Hartley isn’t offended by being typecast — and he acknowledges that it’s a more pervasive issue for actors who don’t look like him. “But I think that was the first time people got an opportunity to take me seriously, and it was life-changing,” he says.
Hartley says he still checks in with his “This Is Us” cast mates regularly via text, and that it was jarring to go from seeing them almost every day to not seeing them at all, even if they had years to prepare for the end of the show.
“You know how it is — you say you’re going to [meet up], but everyone’s so busy and we talk and we text, but the idea of getting that whole gang back together for one day is nearly impossible,” he says. “We’re working in different cities, and they’re doing different things, and there’s kids now and all this kind of stuff.”
For now, Hartley is setting his sights on new horizons. He won’t rule out directing an episode of “Tracker,” though he concedes that the demands of playing the lead mean he would only be able to direct a premiere episode. After marrying and divorcing “Selling Sunset” star Chrishell Stause during the run of “This Is Us,” he says he’s “at peace” with his personal life.

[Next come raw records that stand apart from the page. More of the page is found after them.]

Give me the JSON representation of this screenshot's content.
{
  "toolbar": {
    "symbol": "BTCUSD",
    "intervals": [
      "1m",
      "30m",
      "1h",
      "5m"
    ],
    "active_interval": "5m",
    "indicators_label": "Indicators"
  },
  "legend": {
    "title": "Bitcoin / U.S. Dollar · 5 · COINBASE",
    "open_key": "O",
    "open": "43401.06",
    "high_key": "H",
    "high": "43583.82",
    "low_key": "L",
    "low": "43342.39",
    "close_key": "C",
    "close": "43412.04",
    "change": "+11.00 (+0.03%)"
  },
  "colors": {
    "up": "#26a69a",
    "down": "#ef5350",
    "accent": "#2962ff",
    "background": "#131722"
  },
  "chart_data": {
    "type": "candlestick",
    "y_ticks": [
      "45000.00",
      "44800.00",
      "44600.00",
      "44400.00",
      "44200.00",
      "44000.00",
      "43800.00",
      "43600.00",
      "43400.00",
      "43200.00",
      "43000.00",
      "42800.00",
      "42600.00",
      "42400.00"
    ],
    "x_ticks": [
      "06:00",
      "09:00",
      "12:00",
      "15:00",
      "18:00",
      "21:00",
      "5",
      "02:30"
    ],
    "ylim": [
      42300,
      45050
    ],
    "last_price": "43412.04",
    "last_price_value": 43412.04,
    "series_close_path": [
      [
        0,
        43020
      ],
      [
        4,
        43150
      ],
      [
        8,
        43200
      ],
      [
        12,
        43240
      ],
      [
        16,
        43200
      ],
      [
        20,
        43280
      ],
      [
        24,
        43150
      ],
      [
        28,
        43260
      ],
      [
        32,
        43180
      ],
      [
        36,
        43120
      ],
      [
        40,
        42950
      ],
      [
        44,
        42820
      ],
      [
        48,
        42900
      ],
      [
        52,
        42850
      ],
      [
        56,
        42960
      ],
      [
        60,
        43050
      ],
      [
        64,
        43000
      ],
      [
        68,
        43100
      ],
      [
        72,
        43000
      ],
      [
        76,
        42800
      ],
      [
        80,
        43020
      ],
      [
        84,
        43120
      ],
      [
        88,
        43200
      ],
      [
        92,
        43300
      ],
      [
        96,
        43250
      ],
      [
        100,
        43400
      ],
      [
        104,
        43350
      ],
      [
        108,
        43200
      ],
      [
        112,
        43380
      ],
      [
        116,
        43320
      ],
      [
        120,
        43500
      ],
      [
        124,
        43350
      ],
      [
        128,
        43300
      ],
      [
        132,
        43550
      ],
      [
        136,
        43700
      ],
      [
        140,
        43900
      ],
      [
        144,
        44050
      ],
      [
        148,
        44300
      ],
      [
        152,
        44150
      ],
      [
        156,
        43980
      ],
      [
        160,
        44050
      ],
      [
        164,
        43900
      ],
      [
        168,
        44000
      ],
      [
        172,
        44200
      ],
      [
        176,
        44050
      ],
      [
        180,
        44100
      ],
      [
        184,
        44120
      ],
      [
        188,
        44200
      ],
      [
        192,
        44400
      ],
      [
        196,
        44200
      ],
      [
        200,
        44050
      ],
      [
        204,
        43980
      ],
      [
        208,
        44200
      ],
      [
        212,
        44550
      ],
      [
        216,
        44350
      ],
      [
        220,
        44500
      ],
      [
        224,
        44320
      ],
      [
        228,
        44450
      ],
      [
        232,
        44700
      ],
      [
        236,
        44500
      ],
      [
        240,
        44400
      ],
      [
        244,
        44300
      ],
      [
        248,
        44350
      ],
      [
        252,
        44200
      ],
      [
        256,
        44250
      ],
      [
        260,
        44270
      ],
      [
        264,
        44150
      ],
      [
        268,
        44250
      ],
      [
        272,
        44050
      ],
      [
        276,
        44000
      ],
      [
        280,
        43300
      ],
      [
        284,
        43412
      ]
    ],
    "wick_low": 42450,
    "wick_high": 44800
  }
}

His daughter is now a sophomore in college, and he is now happily married to his former “Y&R” costar Sofia Pernas, who will accompany him to the Super Bowl. (“This Is Us” famously premiered its “Super Bowl Sunday” episode in 2018, and Hartley jokes that he will now have as many Super Bowl appearances as his hometown Chicago Bears.)
Having spent most of the first 15 years of his career going from audition to audition, Hartley knows that his luck could turn at any time — but he is surprisingly laid back about it.
“When ‘This Is Us’ came along, obviously that was just a totally different level of success and good fortune, and everything changed,” he says. “And that’s when I started to realize, ‘Oh, I should really savor every single moment of this because it’s so fleeting, and you never know if you’re ever going to be able to get this back again.’ So then you start to think about the early years, and I’m like, ‘Wow, I just didn’t even realize that it was such a struggle.’”
Now, he’s leading a show where he is the main attraction.
“But if people hate it, somehow, I’m sure I will find a way to blame someone else,” he jokes.